Pourquoi en effet ces matières qui furent dispersées et séparées les unes des autres, ne pourraient-elles pas de nouveau être rassemblées et se recomposer dans un moule et un corps nouveau ? N'en fut-il pas ainsi, après tout, à l'origine même de la vie ?

Ceci était un aspect de la grandeur du Créateur dans l'événement de la résurrection.

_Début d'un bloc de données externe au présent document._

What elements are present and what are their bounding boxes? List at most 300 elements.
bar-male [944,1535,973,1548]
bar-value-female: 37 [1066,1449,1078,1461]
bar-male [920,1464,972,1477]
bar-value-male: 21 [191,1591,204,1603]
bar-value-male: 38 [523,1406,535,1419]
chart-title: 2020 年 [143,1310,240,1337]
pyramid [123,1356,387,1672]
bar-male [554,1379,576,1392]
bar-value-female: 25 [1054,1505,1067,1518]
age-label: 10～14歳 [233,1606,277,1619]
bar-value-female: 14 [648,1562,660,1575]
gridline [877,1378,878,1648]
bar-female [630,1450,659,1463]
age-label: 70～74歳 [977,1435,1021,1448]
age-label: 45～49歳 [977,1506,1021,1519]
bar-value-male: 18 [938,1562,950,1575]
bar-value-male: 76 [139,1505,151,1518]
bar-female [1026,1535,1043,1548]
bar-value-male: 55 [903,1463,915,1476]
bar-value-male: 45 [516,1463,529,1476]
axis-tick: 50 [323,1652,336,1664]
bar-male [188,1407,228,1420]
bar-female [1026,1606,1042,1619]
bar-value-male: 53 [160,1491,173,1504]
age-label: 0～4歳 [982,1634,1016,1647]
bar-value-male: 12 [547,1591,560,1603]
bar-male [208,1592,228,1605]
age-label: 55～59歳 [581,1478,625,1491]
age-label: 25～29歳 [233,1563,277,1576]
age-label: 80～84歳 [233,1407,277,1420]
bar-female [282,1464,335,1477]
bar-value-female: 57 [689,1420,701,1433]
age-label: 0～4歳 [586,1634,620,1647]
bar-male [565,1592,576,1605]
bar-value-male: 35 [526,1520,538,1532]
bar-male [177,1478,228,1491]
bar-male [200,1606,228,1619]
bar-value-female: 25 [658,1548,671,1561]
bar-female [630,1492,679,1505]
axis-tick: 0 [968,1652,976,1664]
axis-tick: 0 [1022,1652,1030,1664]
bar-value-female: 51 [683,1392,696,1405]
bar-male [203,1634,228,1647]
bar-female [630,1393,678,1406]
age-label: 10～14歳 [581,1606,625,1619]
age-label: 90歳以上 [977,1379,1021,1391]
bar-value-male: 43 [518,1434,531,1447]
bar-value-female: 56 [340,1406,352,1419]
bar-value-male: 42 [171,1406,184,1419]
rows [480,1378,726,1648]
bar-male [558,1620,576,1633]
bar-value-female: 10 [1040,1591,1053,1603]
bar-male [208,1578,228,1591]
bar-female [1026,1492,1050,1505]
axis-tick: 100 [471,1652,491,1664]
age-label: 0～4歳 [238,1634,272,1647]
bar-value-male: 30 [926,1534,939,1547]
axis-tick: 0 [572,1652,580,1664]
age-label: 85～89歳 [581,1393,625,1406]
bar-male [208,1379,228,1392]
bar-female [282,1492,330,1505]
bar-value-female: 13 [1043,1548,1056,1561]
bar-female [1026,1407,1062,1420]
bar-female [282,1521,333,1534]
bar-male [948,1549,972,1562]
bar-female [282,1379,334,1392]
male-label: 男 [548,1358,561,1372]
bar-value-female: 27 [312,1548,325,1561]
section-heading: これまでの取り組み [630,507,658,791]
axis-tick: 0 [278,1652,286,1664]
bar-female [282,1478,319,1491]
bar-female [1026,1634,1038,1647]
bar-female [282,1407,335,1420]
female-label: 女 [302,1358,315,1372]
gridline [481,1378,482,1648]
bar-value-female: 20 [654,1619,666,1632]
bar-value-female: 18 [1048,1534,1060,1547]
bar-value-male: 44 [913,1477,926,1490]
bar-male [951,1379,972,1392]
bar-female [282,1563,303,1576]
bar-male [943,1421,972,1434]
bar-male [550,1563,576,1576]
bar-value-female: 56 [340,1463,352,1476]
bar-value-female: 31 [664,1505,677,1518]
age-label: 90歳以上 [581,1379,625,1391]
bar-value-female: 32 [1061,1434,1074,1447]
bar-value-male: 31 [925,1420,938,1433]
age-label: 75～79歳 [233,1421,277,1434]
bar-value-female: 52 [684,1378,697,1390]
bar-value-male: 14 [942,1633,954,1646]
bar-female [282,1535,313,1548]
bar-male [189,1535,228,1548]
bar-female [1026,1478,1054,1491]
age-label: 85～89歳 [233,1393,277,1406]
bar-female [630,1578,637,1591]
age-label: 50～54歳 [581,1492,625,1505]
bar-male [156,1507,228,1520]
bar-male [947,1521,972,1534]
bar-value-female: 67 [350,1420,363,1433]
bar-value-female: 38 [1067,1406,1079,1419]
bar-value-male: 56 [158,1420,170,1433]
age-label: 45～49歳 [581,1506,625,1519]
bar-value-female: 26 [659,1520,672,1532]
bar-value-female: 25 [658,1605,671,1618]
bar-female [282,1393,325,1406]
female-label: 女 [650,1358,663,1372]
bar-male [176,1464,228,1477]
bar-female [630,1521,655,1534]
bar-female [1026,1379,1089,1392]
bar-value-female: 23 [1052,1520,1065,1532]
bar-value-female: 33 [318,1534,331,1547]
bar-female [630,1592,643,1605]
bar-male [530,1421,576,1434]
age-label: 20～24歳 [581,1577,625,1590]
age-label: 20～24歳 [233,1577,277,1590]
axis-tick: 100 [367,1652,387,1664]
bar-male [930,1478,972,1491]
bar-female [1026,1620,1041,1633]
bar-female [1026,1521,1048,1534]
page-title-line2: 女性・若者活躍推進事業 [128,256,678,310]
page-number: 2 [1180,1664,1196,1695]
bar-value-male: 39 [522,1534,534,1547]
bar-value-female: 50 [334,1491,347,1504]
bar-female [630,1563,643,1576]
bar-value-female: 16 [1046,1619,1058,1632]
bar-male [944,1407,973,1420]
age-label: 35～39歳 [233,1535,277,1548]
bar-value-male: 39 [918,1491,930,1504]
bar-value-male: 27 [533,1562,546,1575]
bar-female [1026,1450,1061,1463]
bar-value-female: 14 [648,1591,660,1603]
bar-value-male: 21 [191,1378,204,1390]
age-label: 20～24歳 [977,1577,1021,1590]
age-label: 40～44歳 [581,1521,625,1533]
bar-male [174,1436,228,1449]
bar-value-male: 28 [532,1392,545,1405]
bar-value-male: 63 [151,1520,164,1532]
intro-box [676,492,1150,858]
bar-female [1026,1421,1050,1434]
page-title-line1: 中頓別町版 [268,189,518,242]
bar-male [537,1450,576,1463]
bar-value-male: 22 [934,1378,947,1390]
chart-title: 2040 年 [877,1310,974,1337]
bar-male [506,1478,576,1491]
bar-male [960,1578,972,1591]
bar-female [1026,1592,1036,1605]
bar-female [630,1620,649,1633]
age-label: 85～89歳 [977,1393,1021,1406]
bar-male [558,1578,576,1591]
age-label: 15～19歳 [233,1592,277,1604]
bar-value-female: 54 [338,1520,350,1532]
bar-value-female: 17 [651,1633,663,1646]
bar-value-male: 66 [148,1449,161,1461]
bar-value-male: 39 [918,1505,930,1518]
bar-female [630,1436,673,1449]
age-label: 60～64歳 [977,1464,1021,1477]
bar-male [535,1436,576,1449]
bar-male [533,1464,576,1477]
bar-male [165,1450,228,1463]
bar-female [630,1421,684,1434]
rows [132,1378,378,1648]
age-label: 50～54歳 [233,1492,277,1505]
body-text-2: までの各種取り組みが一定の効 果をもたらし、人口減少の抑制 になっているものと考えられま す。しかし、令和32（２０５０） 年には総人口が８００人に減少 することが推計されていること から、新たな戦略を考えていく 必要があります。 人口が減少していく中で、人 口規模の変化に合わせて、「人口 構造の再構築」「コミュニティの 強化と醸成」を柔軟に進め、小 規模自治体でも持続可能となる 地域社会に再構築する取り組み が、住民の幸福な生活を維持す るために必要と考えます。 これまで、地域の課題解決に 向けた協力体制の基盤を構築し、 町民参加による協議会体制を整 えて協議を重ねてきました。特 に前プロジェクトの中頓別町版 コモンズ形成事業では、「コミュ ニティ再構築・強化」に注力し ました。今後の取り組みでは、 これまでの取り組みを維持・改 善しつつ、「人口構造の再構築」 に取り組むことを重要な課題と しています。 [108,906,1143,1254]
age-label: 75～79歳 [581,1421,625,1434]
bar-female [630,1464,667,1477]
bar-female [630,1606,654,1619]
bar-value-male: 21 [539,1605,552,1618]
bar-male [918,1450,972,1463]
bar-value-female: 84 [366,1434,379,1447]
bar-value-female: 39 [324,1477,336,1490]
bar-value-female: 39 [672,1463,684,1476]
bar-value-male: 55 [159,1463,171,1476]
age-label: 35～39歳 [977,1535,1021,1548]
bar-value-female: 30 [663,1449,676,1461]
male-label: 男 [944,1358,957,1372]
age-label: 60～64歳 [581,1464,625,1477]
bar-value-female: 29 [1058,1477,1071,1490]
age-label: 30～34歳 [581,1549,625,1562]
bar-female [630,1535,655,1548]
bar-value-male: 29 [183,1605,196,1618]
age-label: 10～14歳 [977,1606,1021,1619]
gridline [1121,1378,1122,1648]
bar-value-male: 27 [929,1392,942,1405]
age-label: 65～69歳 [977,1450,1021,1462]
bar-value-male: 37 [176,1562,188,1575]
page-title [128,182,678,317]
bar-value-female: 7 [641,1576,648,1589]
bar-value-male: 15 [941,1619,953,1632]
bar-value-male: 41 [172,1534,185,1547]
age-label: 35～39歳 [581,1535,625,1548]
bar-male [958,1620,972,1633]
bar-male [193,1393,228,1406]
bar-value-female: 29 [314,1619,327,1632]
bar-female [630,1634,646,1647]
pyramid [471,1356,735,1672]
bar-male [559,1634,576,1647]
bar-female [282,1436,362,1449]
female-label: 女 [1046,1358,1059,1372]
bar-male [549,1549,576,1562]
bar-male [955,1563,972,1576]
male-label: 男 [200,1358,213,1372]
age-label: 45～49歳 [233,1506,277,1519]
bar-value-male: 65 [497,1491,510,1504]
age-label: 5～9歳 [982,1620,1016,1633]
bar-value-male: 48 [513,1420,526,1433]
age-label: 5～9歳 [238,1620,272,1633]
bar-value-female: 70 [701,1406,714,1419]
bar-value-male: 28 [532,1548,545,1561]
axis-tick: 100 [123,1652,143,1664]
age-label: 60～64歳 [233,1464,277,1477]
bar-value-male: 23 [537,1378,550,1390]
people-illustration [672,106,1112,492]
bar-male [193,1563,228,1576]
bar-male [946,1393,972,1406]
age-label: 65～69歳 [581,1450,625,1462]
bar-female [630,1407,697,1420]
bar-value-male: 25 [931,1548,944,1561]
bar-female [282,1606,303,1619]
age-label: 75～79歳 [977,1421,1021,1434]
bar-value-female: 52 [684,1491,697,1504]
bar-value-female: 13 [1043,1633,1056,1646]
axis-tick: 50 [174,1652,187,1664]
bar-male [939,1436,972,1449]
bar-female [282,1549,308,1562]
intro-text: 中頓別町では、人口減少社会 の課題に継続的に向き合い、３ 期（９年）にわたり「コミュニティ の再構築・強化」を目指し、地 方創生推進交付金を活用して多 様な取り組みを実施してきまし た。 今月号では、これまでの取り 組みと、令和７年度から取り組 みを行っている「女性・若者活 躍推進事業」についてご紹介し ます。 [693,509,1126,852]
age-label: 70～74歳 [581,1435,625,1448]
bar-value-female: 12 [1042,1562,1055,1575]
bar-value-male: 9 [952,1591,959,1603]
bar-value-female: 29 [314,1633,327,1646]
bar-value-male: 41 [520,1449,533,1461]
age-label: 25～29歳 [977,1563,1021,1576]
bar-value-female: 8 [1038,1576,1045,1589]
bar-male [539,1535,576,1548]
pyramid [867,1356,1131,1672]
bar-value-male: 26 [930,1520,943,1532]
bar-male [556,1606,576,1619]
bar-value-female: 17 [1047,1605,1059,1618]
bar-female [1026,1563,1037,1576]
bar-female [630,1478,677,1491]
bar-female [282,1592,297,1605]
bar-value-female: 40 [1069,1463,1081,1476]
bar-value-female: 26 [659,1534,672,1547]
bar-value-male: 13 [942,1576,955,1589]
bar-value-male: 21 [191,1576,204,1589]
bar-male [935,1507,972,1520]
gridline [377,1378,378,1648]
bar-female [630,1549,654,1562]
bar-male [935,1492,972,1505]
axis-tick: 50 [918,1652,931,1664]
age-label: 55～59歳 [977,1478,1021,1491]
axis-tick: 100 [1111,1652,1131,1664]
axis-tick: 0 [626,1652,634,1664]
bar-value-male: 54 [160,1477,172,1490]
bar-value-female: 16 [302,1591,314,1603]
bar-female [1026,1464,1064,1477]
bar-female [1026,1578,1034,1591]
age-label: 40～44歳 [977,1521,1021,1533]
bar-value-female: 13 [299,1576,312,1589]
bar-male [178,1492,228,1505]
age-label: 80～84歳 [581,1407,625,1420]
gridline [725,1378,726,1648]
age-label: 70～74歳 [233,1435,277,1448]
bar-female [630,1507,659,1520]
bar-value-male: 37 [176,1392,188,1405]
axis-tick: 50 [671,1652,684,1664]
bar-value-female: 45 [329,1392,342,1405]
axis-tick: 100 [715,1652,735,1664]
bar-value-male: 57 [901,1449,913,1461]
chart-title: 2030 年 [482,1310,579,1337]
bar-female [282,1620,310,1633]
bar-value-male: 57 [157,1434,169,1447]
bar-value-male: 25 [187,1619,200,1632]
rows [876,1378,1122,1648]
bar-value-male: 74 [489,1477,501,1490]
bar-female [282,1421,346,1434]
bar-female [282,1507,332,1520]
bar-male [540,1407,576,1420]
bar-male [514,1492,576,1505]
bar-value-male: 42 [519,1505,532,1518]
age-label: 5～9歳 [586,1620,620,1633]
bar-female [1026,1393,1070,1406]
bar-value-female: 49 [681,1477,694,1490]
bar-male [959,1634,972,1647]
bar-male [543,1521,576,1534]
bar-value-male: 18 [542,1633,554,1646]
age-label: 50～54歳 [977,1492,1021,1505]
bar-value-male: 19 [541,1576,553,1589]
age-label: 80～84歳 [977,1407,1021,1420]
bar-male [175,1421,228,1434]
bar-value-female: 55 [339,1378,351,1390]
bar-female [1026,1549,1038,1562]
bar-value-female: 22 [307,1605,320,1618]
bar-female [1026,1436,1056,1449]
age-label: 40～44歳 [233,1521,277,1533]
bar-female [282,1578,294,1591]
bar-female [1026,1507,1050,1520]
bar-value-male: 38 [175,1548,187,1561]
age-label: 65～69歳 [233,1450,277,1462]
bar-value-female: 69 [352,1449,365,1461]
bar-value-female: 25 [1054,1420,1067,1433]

Mais ce qui semble plus important et plus digne d'attention que la dispersion et l'éparpillement des hommes dans la scène de la résurrection, c'est la séquence de la sortie des hommes hors de leurs tombeaux, qui est comparable à la sortie des sauterelles hors de la terre où elles ont atteint leur maturité. Le cœur du verset porte d'ailleurs sur cette métaphore. Car de même que les hommes, après leur mort, demeurent des siècles dans la terre jusqu'au jour où l'ordre divin leur sera intimé d'en sortir, qu'il leur sera commandé de redevenir vivants, leur retour à la vie sera semblable à celui des sauterelles qui demeurent pendant une longue période sous forme d'œufs, comme des morts, jusqu'à ce que les conditions soient favorables pour que l'œuf devienne sauterelle et puisse sortir de terre.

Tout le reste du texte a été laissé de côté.